Scoliosis comes in a variety of forms.
Scoliosis with no known etiology is known as idiopathic scoliosis. Doctors are unable to determine the specific cause of a bent spine in up to 80% of instances.
Scoliosis is a condition that develops in a baby's back before birth. The spine might bend due to problems with the little bones in the back called vertebrae. The vertebrae may be missing or don't separate properly. When the infant is delivered, doctors may be able to detect this unusual abnormality. It's possible they won't find it till they're in their teen years.
Spina bifida, cerebral palsy, or perhaps spinal cord damage can all produce neuromuscular scoliosis. These disorders can cause muscle injury, causing them to fail to properly support your spine. Your back may curve as a result of this.
Adults are affected by degenerative scoliosis. It commonly starts in the lower back when the spine's discs and joints begin to wear down with age.
Causes & Risk Factors for Scoliosis
Scoliosis can be caused by a variety of factors. These curves are classified as structural or nonstructural by doctors.
The spine functions properly yet appear crooked in nonstructural scoliosis. This can occur for a variety of causes, including having one leg longer than another, muscular spasms, and inflammations such as appendicitis. Scoliosis frequently disappears when these issues are addressed.
The curvature of the spine in structural scoliosis is inflexible and cannot be reversed.
The following are some of the causes:
- Cerebral palsy is a condition that affects the brain.
- Muscular dystrophy is a kind of muscular dystrophy.
- Defects in the womb
- Marfan syndrome, as well as Down syndrome, are two genetic disorders.
- Family history and heredity can both be risk factors for idiopathic scoliosis. If you or one of the children has this problem, make sure the rest of the family is tested regularly.
Scoliosis is most common between the ages of 10 and 15 when children are going through growth spurts. Minor idiopathic scoliosis affects almost the same amount of males and girls. Curves in females, on the other hand, are 40 % more likely to worsen and may require treatment.
Scoliosis that develops during adolescence might persist throughout maturity. The more curved your spine is, the more probable it may deteriorate over time.
Scoliosis cannot be prevented. So disregard any falsehoods you may have heard, including such scoliosis being caused by childhood sports injuries.

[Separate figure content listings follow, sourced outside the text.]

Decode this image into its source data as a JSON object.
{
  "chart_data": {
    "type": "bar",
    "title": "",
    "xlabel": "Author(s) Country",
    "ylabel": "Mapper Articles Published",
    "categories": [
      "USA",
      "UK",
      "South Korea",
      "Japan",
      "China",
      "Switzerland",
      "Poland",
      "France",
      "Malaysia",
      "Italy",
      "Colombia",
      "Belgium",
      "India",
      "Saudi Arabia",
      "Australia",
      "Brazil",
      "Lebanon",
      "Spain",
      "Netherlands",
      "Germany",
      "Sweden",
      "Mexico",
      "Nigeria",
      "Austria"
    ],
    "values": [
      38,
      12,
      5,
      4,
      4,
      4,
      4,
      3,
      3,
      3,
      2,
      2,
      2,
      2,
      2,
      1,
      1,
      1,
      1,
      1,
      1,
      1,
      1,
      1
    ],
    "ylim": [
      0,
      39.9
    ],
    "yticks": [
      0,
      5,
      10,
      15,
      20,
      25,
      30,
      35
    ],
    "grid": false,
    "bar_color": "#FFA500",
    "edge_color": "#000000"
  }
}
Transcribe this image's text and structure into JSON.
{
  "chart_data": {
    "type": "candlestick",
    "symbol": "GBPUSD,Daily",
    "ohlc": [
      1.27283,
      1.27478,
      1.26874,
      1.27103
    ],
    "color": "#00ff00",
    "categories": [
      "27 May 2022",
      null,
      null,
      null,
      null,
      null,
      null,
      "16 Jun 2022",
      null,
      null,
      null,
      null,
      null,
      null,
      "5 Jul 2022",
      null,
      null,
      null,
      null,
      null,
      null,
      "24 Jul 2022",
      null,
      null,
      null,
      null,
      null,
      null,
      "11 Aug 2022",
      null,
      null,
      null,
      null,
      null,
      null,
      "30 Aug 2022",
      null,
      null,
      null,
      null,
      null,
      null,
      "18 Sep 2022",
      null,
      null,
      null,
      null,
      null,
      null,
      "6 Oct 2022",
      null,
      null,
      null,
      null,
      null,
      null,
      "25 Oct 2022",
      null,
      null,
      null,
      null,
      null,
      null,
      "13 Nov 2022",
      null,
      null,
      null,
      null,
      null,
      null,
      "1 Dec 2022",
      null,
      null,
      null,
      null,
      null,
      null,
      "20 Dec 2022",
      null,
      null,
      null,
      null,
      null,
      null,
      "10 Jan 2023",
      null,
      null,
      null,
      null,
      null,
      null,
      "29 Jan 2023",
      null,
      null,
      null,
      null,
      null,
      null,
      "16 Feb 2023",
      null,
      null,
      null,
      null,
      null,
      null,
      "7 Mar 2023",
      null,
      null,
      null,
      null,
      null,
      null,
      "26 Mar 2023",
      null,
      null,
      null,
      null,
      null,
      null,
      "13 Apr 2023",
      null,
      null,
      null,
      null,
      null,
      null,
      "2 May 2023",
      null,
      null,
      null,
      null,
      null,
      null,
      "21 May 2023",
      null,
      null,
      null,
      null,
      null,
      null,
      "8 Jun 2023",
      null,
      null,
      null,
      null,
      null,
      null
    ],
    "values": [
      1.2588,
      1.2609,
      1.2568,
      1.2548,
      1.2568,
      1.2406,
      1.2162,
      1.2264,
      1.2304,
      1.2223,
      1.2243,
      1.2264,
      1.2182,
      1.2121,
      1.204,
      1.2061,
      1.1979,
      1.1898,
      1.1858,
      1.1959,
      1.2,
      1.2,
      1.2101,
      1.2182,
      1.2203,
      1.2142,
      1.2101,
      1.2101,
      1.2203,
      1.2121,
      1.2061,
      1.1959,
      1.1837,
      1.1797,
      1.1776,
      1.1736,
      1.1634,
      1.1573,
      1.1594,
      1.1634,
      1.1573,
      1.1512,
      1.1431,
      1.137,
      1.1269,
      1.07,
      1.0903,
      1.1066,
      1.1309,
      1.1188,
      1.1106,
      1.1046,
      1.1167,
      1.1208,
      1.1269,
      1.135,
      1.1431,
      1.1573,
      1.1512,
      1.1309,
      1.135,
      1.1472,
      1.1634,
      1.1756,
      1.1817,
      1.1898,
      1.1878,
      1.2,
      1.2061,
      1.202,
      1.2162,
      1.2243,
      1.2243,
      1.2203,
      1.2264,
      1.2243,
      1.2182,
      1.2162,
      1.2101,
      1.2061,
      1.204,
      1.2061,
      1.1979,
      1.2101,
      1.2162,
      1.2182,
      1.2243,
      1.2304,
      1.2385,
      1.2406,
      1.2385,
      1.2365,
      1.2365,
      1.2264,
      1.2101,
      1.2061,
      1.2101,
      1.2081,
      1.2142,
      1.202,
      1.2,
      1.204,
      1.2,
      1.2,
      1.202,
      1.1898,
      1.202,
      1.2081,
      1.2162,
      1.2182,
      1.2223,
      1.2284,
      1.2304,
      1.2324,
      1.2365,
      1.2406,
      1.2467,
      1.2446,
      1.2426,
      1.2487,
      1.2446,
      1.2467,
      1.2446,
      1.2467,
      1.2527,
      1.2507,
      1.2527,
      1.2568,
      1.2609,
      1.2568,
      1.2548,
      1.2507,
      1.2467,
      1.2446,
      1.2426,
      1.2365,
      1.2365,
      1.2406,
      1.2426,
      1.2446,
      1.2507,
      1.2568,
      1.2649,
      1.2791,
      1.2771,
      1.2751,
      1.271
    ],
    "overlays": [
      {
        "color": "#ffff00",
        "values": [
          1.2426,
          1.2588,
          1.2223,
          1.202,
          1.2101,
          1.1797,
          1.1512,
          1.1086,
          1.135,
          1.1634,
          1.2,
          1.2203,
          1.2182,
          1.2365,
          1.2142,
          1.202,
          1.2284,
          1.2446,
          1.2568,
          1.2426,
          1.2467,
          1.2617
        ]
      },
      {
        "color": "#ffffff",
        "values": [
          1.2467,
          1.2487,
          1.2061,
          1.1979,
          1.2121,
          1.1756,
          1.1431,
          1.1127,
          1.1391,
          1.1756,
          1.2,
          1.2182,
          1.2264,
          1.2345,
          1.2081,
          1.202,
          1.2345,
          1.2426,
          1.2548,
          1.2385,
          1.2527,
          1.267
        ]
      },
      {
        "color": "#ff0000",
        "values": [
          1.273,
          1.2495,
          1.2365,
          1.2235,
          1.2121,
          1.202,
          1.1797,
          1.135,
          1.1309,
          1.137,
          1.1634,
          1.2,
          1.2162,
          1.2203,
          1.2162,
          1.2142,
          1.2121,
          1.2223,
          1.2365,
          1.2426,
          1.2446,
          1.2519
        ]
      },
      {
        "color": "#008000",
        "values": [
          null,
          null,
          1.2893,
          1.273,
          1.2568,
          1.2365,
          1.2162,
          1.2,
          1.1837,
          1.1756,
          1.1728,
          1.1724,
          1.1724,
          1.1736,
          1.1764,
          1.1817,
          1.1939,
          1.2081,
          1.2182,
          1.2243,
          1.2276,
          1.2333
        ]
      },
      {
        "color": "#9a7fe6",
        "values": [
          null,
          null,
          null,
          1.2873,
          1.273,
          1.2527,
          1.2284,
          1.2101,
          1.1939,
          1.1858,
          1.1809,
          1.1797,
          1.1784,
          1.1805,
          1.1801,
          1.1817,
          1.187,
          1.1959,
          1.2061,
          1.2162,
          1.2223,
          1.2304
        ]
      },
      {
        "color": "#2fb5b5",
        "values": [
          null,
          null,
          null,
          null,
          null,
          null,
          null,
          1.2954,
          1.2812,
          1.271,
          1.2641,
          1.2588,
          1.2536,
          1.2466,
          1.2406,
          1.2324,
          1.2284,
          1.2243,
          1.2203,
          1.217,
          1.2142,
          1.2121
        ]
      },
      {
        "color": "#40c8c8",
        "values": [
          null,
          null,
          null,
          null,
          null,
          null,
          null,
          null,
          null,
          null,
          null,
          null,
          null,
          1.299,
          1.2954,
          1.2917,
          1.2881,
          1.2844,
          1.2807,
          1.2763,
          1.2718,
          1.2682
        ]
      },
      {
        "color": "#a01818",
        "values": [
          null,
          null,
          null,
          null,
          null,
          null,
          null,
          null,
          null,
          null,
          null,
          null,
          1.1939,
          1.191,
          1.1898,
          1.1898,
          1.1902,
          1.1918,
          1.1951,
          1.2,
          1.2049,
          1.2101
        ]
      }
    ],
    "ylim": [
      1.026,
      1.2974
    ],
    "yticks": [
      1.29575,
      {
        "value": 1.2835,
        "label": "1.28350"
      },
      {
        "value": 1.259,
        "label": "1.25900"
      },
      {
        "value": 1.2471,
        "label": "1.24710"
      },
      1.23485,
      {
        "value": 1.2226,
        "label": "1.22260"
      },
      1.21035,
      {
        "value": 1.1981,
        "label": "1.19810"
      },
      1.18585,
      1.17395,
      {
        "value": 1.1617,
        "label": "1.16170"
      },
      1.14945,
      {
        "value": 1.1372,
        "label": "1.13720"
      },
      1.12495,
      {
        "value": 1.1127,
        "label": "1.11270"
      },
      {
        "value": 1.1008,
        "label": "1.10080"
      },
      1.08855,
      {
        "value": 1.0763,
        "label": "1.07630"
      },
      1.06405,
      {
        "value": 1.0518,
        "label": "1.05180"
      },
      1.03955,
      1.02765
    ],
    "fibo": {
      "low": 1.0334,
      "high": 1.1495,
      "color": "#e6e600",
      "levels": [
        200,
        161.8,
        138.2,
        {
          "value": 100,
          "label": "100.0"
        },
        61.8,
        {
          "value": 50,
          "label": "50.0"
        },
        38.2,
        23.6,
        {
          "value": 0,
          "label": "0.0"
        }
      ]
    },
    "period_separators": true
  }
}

Similarly, you may be apprehensive about the heaviness of your children's textbooks if they are in school. Back, shoulder, and neck pain are caused by large backpacks, but they do not induce scoliosis.
And what about slouching? The manner a person is standing or sitting has no bearing on their risk of developing scoliosis. A curved spine, on the other hand, may generate a perceptible lean. Ask your doctor to examine your child's spine if he or she is unable to stand erect.